Job Title
Postdoctoral Research Fellow
Academic Rank
Fellow or Postdoc
Department
Medicine
Division of Pulmonary and Critical Care
Authors
Nadine Mahmoud, MD*, Samer Salem, MD, Xingping Qin, MD, PhD, Damir Khabibullin, Abhishek Chakraborty, PhD, Kristopher Sarosiek, PhD, Elizabeth Henske, MD.
Categories
Tags
Chromophobe renal cell carcinoma (ChRCC) is the second most common form of non-clear cell RCC. Effective treatment options for metastatic disease are limited, with a median survival of about 2 years. We performed BH3 profiling, a functional assay of susceptibility to apoptosis, in four ChRCC cell lines, revealing dependency on two anti-apoptotic proteins: BCL-xL and MCL-1. Analysis of The Cancer Genome Atlas (TCGA) ChRCC dataset showed that BCL-xL is upregulated by approximately 1.5-fold compared to matched normal kidney. Notably, BCL-xL expression in ChRCC is the second highest among all cancer types in TCGA.

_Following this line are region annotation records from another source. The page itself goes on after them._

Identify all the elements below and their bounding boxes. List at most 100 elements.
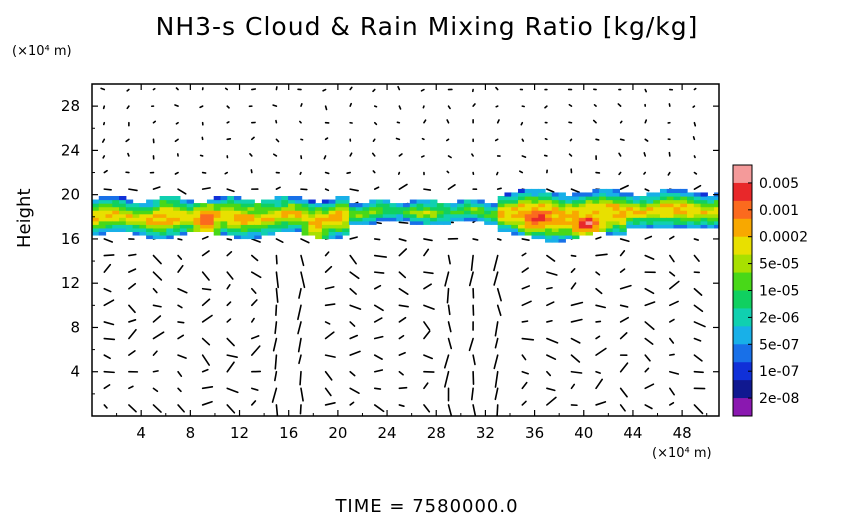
x-tick-label: 20	[328, 424, 347, 442]
mixing-ratio-cell	[416, 213, 424, 218]
mixing-ratio-cell	[240, 231, 249, 236]
wind-vector	[619, 138, 625, 141]
mixing-ratio-cell	[342, 224, 350, 229]
mixing-ratio-cell	[700, 220, 708, 225]
wind-vector	[152, 271, 163, 281]
mixing-ratio-cell	[233, 227, 242, 233]
wind-vector	[398, 183, 408, 190]
mixing-ratio-cell	[240, 220, 249, 225]
x-axis-unit: (×10⁴ m)	[652, 446, 712, 461]
wind-vector	[322, 88, 327, 92]
wind-vector	[102, 155, 106, 159]
mixing-ratio-cell	[659, 224, 668, 229]
mixing-ratio-cell	[545, 238, 553, 243]
mixing-ratio-cell	[673, 206, 681, 211]
wind-vector	[349, 334, 359, 340]
colorbar-label: 2e-08	[759, 391, 799, 407]
mixing-ratio-cell	[538, 192, 546, 197]
mixing-ratio-cell	[173, 231, 181, 236]
mixing-ratio-cell	[524, 217, 533, 222]
mixing-ratio-cell	[659, 217, 668, 222]
mixing-ratio-cell	[186, 213, 195, 218]
mixing-ratio-cell	[132, 210, 140, 215]
wind-vector	[373, 304, 384, 312]
mixing-ratio-cell	[152, 234, 161, 240]
wind-vector	[496, 171, 499, 176]
mixing-ratio-cell	[375, 213, 384, 218]
x-tick-label: 44	[623, 424, 642, 442]
mixing-ratio-cell	[159, 213, 167, 218]
mixing-ratio-cell	[565, 206, 573, 211]
mixing-ratio-cell	[409, 220, 418, 225]
wind-vector	[177, 188, 187, 195]
mixing-ratio-cell	[612, 227, 621, 233]
wind-vector	[272, 153, 278, 157]
wind-vector	[570, 318, 583, 323]
mixing-ratio-cell	[328, 220, 337, 225]
mixing-ratio-cell	[517, 231, 526, 236]
mixing-ratio-cell	[524, 195, 533, 201]
mixing-ratio-cell	[254, 210, 262, 215]
mixing-ratio-cell	[213, 210, 222, 215]
mixing-ratio-cell	[659, 203, 668, 208]
mixing-ratio-cell	[511, 210, 519, 215]
mixing-ratio-cell	[254, 213, 262, 218]
mixing-ratio-cell	[653, 210, 661, 215]
wind-vector	[297, 321, 302, 335]
mixing-ratio-cell	[132, 203, 140, 208]
mixing-ratio-cell	[105, 227, 113, 233]
mixing-ratio-cell	[430, 217, 438, 222]
wind-vector	[595, 236, 602, 240]
wind-vector	[251, 136, 255, 141]
mixing-ratio-cell	[112, 227, 120, 233]
wind-vector	[251, 299, 258, 307]
mixing-ratio-cell	[436, 217, 445, 222]
mixing-ratio-cell	[247, 217, 255, 222]
mixing-ratio-cell	[693, 213, 702, 218]
mixing-ratio-cell	[619, 210, 627, 215]
mixing-ratio-cell	[504, 199, 512, 204]
wind-vector	[177, 354, 187, 359]
mixing-ratio-cell	[288, 220, 296, 225]
mixing-ratio-cell	[484, 203, 492, 208]
mixing-ratio-cell	[335, 203, 343, 208]
wind-vector	[496, 304, 502, 317]
mixing-ratio-cell	[693, 199, 702, 204]
mixing-ratio-cell	[605, 199, 614, 204]
wind-vector	[226, 354, 238, 358]
mixing-ratio-cell	[254, 224, 262, 229]
mixing-ratio-cell	[335, 231, 343, 236]
mixing-ratio-cell	[227, 195, 235, 201]
wind-vector	[496, 238, 502, 241]
mixing-ratio-cell	[632, 195, 641, 201]
mixing-ratio-cell	[673, 217, 681, 222]
wind-vector	[398, 153, 403, 157]
mixing-ratio-cell	[416, 199, 424, 204]
wind-vector	[103, 321, 115, 326]
mixing-ratio-cell	[308, 203, 316, 208]
mixing-ratio-cell	[159, 220, 167, 225]
wind-vector	[644, 321, 655, 331]
mixing-ratio-cell	[463, 213, 472, 218]
mixing-ratio-cell	[213, 199, 222, 204]
wind-vector	[544, 137, 548, 141]
mixing-ratio-cell	[254, 227, 262, 233]
mixing-ratio-cell	[254, 234, 262, 240]
wind-vector	[349, 350, 361, 356]
mixing-ratio-cell	[558, 206, 566, 211]
mixing-ratio-cell	[321, 234, 330, 240]
mixing-ratio-cell	[511, 199, 519, 204]
mixing-ratio-cell	[409, 206, 418, 211]
mixing-ratio-cell	[186, 206, 195, 211]
mixing-ratio-cell	[517, 206, 526, 211]
mixing-ratio-cell	[362, 220, 370, 225]
mixing-ratio-cell	[578, 206, 587, 211]
wind-vector	[546, 337, 559, 344]
mixing-ratio-cell	[687, 203, 695, 208]
mixing-ratio-cell	[139, 231, 147, 236]
wind-vector	[152, 350, 158, 356]
mixing-ratio-cell	[545, 217, 553, 222]
mixing-ratio-cell	[315, 227, 323, 233]
mixing-ratio-cell	[673, 210, 681, 215]
mixing-ratio-cell	[159, 199, 167, 204]
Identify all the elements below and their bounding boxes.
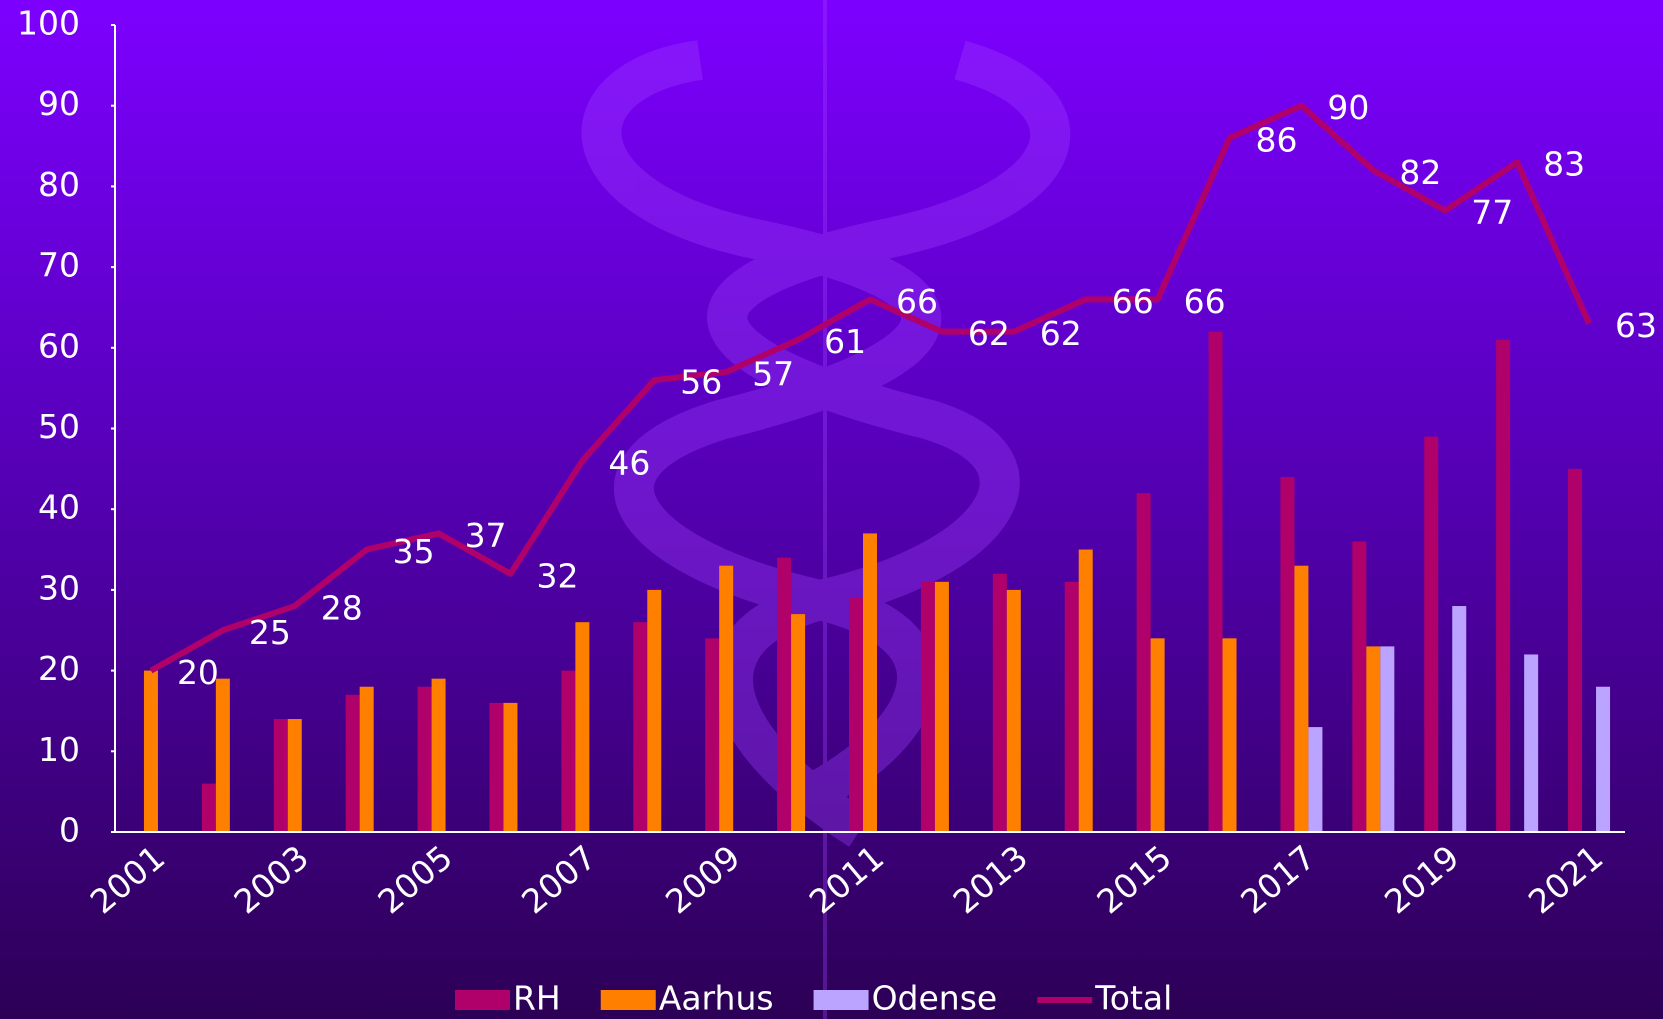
chart: 0 10 20 30 40 50 60 70 80 90 100 2001 2003 2005 2007 20… <box>0 0 1663 1019</box>
bar <box>1151 638 1165 832</box>
bar <box>1308 727 1322 832</box>
data-label: 62 <box>968 314 1010 353</box>
bar <box>863 533 877 832</box>
bar <box>274 719 288 832</box>
bar <box>1366 646 1380 832</box>
bar <box>1568 469 1582 832</box>
data-label: 90 <box>1327 88 1369 127</box>
bar <box>1452 606 1466 832</box>
x-tick-label: 2019 <box>1377 838 1466 922</box>
data-label: 56 <box>680 363 722 402</box>
x-tick-label: 2015 <box>1089 838 1178 922</box>
data-label: 61 <box>824 322 866 361</box>
data-label: 66 <box>1184 282 1226 321</box>
bar <box>921 582 935 832</box>
x-tick-label: 2007 <box>514 838 603 922</box>
bar <box>633 622 647 832</box>
x-tick-label: 2013 <box>946 838 1035 922</box>
bar <box>1524 654 1538 832</box>
y-tick-label: 100 <box>17 4 80 43</box>
bar <box>719 566 733 832</box>
bar <box>144 671 158 832</box>
y-tick-label: 70 <box>38 246 80 285</box>
x-tick-label: 2011 <box>802 838 891 922</box>
data-label: 46 <box>608 443 650 482</box>
x-tick-label: 2001 <box>83 838 172 922</box>
bar <box>1079 550 1093 832</box>
bar <box>791 614 805 832</box>
bar <box>1007 590 1021 832</box>
y-tick-label: 60 <box>38 326 80 365</box>
data-label: 82 <box>1399 153 1441 192</box>
data-label: 83 <box>1543 145 1585 184</box>
bar <box>1280 477 1294 832</box>
bar <box>1496 340 1510 832</box>
bar <box>1065 582 1079 832</box>
y-tick-label: 80 <box>38 165 80 204</box>
data-label: 20 <box>177 653 219 692</box>
x-tick-label: 2005 <box>370 838 459 922</box>
legend-label: Aarhus <box>659 979 774 1018</box>
bar <box>202 784 216 832</box>
y-tick-label: 10 <box>38 730 80 769</box>
bar <box>1380 646 1394 832</box>
bar <box>1596 687 1610 832</box>
data-label: 35 <box>393 532 435 571</box>
data-label: 77 <box>1471 193 1513 232</box>
data-label: 66 <box>1112 282 1154 321</box>
bar <box>705 638 719 832</box>
y-tick-label: 40 <box>38 488 80 527</box>
bar <box>346 695 360 832</box>
bar <box>1352 541 1366 832</box>
data-label: 32 <box>536 556 578 595</box>
data-label: 86 <box>1256 120 1298 159</box>
data-label: 63 <box>1615 306 1657 345</box>
bar <box>489 703 503 832</box>
bar <box>777 558 791 832</box>
bar <box>1424 437 1438 832</box>
bar <box>216 679 230 832</box>
data-label: 37 <box>465 516 507 555</box>
legend-swatch <box>455 990 510 1010</box>
bar <box>561 671 575 832</box>
y-tick-label: 90 <box>38 84 80 123</box>
legend-label: Total <box>1094 979 1172 1018</box>
y-tick-label: 50 <box>38 407 80 446</box>
data-label: 25 <box>249 613 291 652</box>
bar <box>575 622 589 832</box>
y-tick-label: 30 <box>38 568 80 607</box>
legend-label: RH <box>513 979 561 1018</box>
bar <box>1294 566 1308 832</box>
data-label: 57 <box>752 355 794 394</box>
bar <box>849 598 863 832</box>
bar <box>935 582 949 832</box>
bar <box>288 719 302 832</box>
bar <box>418 687 432 832</box>
bar <box>647 590 661 832</box>
bar <box>1209 332 1223 832</box>
legend-swatch <box>814 990 869 1010</box>
data-label: 62 <box>1040 314 1082 353</box>
bar <box>993 574 1007 832</box>
y-tick-label: 20 <box>38 649 80 688</box>
x-tick-label: 2017 <box>1233 838 1322 922</box>
legend-label: Odense <box>872 979 998 1018</box>
data-label: 66 <box>896 282 938 321</box>
x-tick-label: 2009 <box>658 838 747 922</box>
x-tick-label: 2003 <box>227 838 316 922</box>
legend: RH Aarhus Odense Total <box>455 979 1172 1018</box>
bar <box>503 703 517 832</box>
x-tick-label: 2021 <box>1521 838 1610 922</box>
data-label: 28 <box>321 589 363 628</box>
bar <box>1137 493 1151 832</box>
y-tick-label: 0 <box>59 811 80 850</box>
legend-swatch <box>601 990 656 1010</box>
bar <box>1223 638 1237 832</box>
bar <box>360 687 374 832</box>
bar <box>432 679 446 832</box>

Dual inhibition with selective inhibitors – A-1331852 (targeting BCL-xL) and S-63845 (targeting MCL-1) – resulted in a synergistic reduction in cell viability compared to single-agent treatments, with combination treatment leading to a 12-fold increase in cell death. Supporting these findings, siRNA knockdown of MCL-1 enhanced sensitivity to BCL-xL inhibition, whereas knockdown of BCL-xL alone induced a cytostatic effect (p < 0.0001). Additionally, cells with MCL-1 knockdown showed a marked reduction in viability compared to control siRNA-treated cells at each tested concentration of A-133 (p < 0.0001). Apoptosis was confirmed through increased levels of cleaved PARP and cleaved caspase 3 proteins.
Previous work in our lab demonstrated that ChRCC cells are hypersensitive to ferroptosis, an iron-dependent form of non-apoptotic cell death. Treatment with BCL-xL and MCL-1 inhibitors further sensitized ChRCC cells to ferroptosis induced by erastin, which inhibits cysteine uptake, or RSL3, which inhibits GPX4, suggesting a link between ferroptosis and apoptosis in this context.
Our results identify a critical role of BCL-xL in ChRCC and indicate that BCL-xL inhibition induces a compensatory dependency on MCL-1. In addition, our data indicate that combining BCL-xL and MCL-1 inhibitors sensitizes to ferroptosis induction in ChRCC.